Au Printemps dernier, en écoutant une émission de radio, on avait appris, entre autres disparitions, celle de la moitié des hirondelles… La lecture de Printemps silencieux, un livre écrit en 1962 par Rachel Carson, a accentué le sentiment d’urgence devant la situation : quel sera ce monde, où « nul oiseau ne chante », comme l’écrivait Keats cité en exergue du livre ?

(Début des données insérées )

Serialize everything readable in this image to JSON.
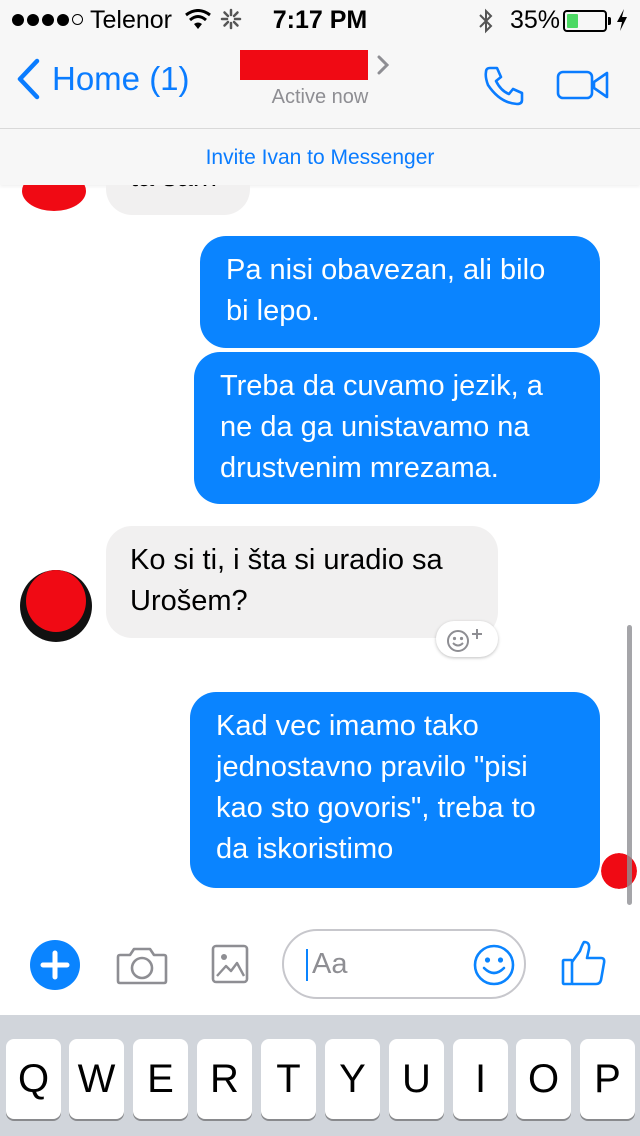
{
  "status_bar": {
    "carrier": "Telenor",
    "time": "7:17 PM",
    "battery_percent": "35%",
    "battery_level": 0.35,
    "battery_color": "#4cd964"
  },
  "nav": {
    "back_label": "Home (1)",
    "status": "Active now",
    "icons": [
      "back-chevron-icon",
      "chevron-right-icon",
      "phone-icon",
      "video-camera-icon"
    ]
  },
  "invite": {
    "text": "Invite Ivan to Messenger"
  },
  "messages": [
    {
      "direction": "in",
      "text": "ta sam"
    },
    {
      "direction": "out",
      "text": "Pa nisi obavezan, ali bilo\nbi lepo."
    },
    {
      "direction": "out",
      "text": "Treba da cuvamo jezik, a\nne da ga unistavamo na\ndrustvenim mrezama."
    },
    {
      "direction": "in",
      "text": "Ko si ti, i šta si uradio sa\nUrošem?"
    },
    {
      "direction": "out",
      "text": "Kad vec imamo tako\njednostavno pravilo \"pisi\nkao sto govoris\", treba to\nda iskoristimo"
    }
  ],
  "composer": {
    "placeholder": "Aa",
    "icons": [
      "plus-icon",
      "camera-icon",
      "gallery-icon",
      "emoji-icon",
      "thumbs-up-icon"
    ]
  },
  "keyboard": {
    "keys": [
      "Q",
      "W",
      "E",
      "R",
      "T",
      "Y",
      "U",
      "I",
      "O",
      "P"
    ]
  },
  "colors": {
    "accent": "#0a84ff",
    "link": "#0a7cff",
    "incoming_bubble": "#f1f0f0",
    "redaction": "#f00a14"
  }
}
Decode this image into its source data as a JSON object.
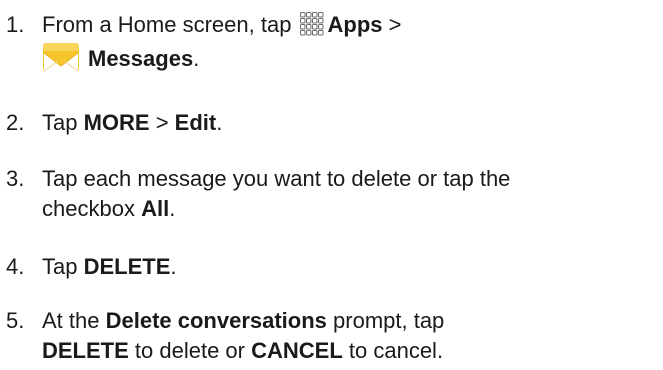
{
  "steps": [
    {
      "number": "1.",
      "line1": {
        "prefix": "From a Home screen, tap ",
        "apps_icon": "apps-grid-icon",
        "apps_label": "Apps",
        "suffix": " >"
      },
      "line2": {
        "messages_icon": "messages-envelope-icon",
        "messages_label": "Messages",
        "suffix": "."
      }
    },
    {
      "number": "2.",
      "t1": "Tap ",
      "b1": "MORE",
      "t2": " > ",
      "b2": "Edit",
      "t3": "."
    },
    {
      "number": "3.",
      "line1": "Tap each message you want to delete or tap the",
      "line2_text": "checkbox ",
      "line2_bold": "All",
      "line2_end": "."
    },
    {
      "number": "4.",
      "t1": "Tap ",
      "b1": "DELETE",
      "t2": "."
    },
    {
      "number": "5.",
      "line1_a": "At the ",
      "line1_bold": "Delete conversations",
      "line1_b": " prompt, tap",
      "line2_bold1": "DELETE",
      "line2_a": " to delete or ",
      "line2_bold2": "CANCEL",
      "line2_b": " to cancel."
    }
  ],
  "colors": {
    "text": "#1a1a1a",
    "messages_icon_envelope": "#f6c52b",
    "apps_icon_stroke": "#6b6b6b"
  }
}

Parmi les oiseaux qu’on préfère et qu’on voudrait voir et entendre toujours, il y a d’abord les hirondelles, dont on aimait enfant aller regarder les nids construits aux poutres de la cour sans jamais se lasser des va-et-vient des parents affairés et piaillant pour nourrir leurs petits ; quand les têtes de ces derniers pointaient, c’était une jolie joie. Et puis les mésanges charbonnières, aussi, qui venaient en nuées se nourrir aux boules de graisses qu’on pendait aux branches de l’arbre de Judée planté devant la fenêtre ; quand elles sifflaient au printemps, on espérait les avoir simplement aidées à passer la mauvaise saison. Les moineaux, bien sûr, qu’on a toujours connus ; les piafs. Et tant d’autres, oui, tant d’autres.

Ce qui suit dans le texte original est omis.